Vehicle lighting will have to take a major step beyond mere illumination and into the realms of communication

There’s a new purpose to exterior lighting beyond just showing the driver what’s in front of them. If autonomous cars are (ever) going to take to our streets, vehicle lighting will have to take a major step beyond mere illumination and into the realms of communication. You’d be amazed just how much communication there is, just via eye contact, between drivers and pedestrians on city streets.

If a car is driving itself, and the occupants have their heads down in a book or a Netflix binge session, that communication is gone, and the car will have to take up the strain. Toyota has developed LED lights that can mimic simple, cartoon-ish eye shapes, which help to tell pedestrians that the car has detected them and knows where they are.

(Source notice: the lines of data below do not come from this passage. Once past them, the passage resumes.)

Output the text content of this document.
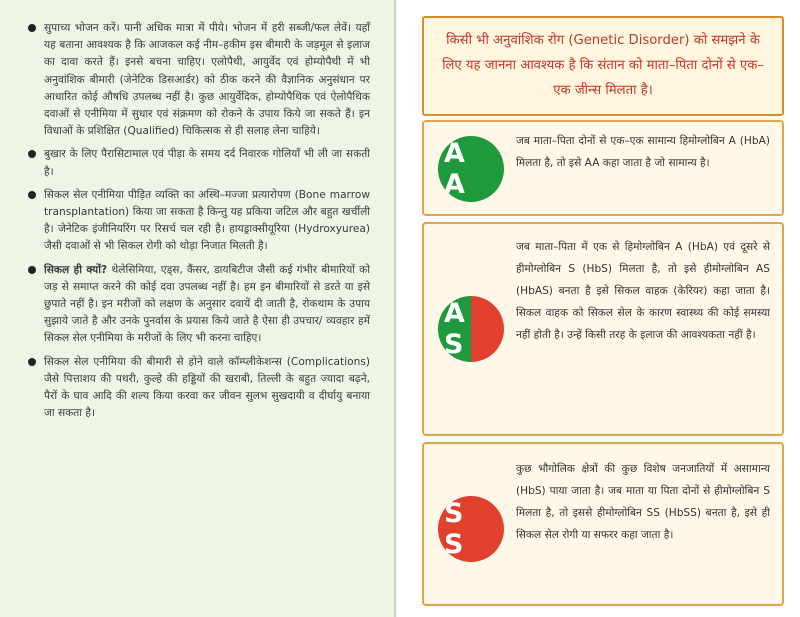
सुपाच्य भोजन करें। पानी अधिक मात्रा में पीये। भोजन में हरी सब्जी/फल लेवें। यहाँ यह बताना आवश्यक है कि आजकल कई नीम–हकीम इस बीमारी के जड़मूल से इलाज का दावा करते हैं। इनसे बचना चाहिए। एलोपैथी, आयुर्वेद एवं होम्योपैथी में भी अनुवांशिक बीमारी (जेनेटिक डिसआर्डर) को ठीक करने की वैज्ञानिक अनुसंधान पर आधारित कोई औषधि उपलब्ध नहीं है। कुछ आयुर्वेदिक, होम्योपैथिक एवं ऐलोपैथिक दवाओं से एनीमिया में सुधार एवं संक्रमण को रोकने के उपाय किये जा सकते हैं। इन विधाओं के प्रशिक्षित (Qualified) चिकित्सक से ही सलाह लेना चाहिये।
बुखार के लिए पैरासिटामाल एवं पीड़ा के समय दर्द निवारक गोलियाँ भी ली जा सकती है।
सिकल सेल एनीमिया पीड़ित व्यक्ति का अस्थि–मज्जा प्रत्यारोपण (Bone marrow transplantation) किया जा सकता है किन्तु यह प्रकिया जटिल और बहुत खर्चीली है। जेनेटिक इंजीनियरिंग पर रिसर्च चल रही है। हायड्राक्सीयूरिया (Hydroxyurea) जैसी दवाओं से भी सिकल रोगी को थोड़ा निजात मिलती है।
सिकल ही क्यों? थेलेसिमिया, एड्स, कैंसर, डायबिटीज जैसी कई गंभीर बीमारियों को जड़ से समाप्त करने की कोई दवा उपलब्ध नहीं है। हम इन बीमारियों से डरते या इसे छुपाते नहीं है। इन मरीजों को लक्षण के अनुसार दवायें दी जाती है, रोकथाम के उपाय सुझाये जाते है और उनके पुनर्वास के प्रयास किये जाते है ऐसा ही उपचार/ व्यवहार हमें सिकल सेल एनीमिया के मरीजों के लिए भी करना चाहिए।
सिकल सेल एनीमिया की बीमारी से होने वाले कॉम्प्लीकेशन्स (Complications) जैसे पित्ताशय की पथरी, कुल्हे की हड्डियों की खराबी, तिल्ली के बहुत ज्यादा बढ़ने, पैरों के घाव आदि की शल्य किया करवा कर जीवन सुलभ सुखदायी व दीर्घायु बनाया जा सकता है।
किसी भी अनुवांशिक रोग (Genetic Disorder) को समझने के लिए यह जानना आवश्यक है कि संतान को माता–पिता दोनों से एक–एक जीन्स मिलता है।
A A
जब माता–पिता दोनों से एक–एक सामान्य हिमोग्लोबिन A (HbA) मिलता है, तो इसे AA कहा जाता है जो सामान्य है।
A S
जब माता–पिता में एक से हिमोग्लोबिन A (HbA) एवं दूसरे से हीमोग्लोबिन S (HbS) मिलता है, तो इसे हीमोग्लोबिन AS (HbAS) बनता है इसे सिकल वाहक (केरियर) कहा जाता है। सिकल वाहक को सिकल सेल के कारण स्वास्थ्य की कोई समस्या नहीं होती है। उन्हें किसी तरह के इलाज की आवश्यकता नहीं है।
S S
कुछ भौगोलिक क्षेत्रों की कुछ विशेष जनजातियों में असामान्य (HbS) पाया जाता है। जब माता या पिता दोनों से हीमोग्लोबिन S मिलता है, तो इससे हीमोग्लोबिन SS (HbSS) बनता है, इसे ही सिकल सेल रोगी या सफरर कहा जाता है।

VW wants to take that a step further, using the next generation of ultra-bright, ultra-precise LED lights to project shapes and lines onto the road surface.

Those can be arrows which tell pedestrians which way the car is going to turn; red lines projected from the rear lights to show a “safe zone” when a car is reversing; or parallel lines projected in front which can help show how much space the car is taking up in a narrow street. Mercedes has even experimented with the ultimate in lighting courtesy – a projected zebra crossing, which shines onto the road ahead, and allows pedestrians to cross safely in front of the car.

Klaus Bischoff, Volkswagen's designer-in-chief, has very clear ideas about this: "The lighting of the future will become a means of communication. It will interact with the driver and with other road users – whether in a car, on a motorcycle or bicycle or as a pedestrian on the road – measurably improving safety. At the same time, we will integrate the lighting functions into the design of the vehicles more progressively than ever before."

There's a final benefit to new lighting tech, though, and that's in design. Matteo Licata, a former Alfa Romeo designer, now an author, blogger, and a designer of achingly cool T-shirts, said the development of high-tech lights had given car designers more freedom than ever before.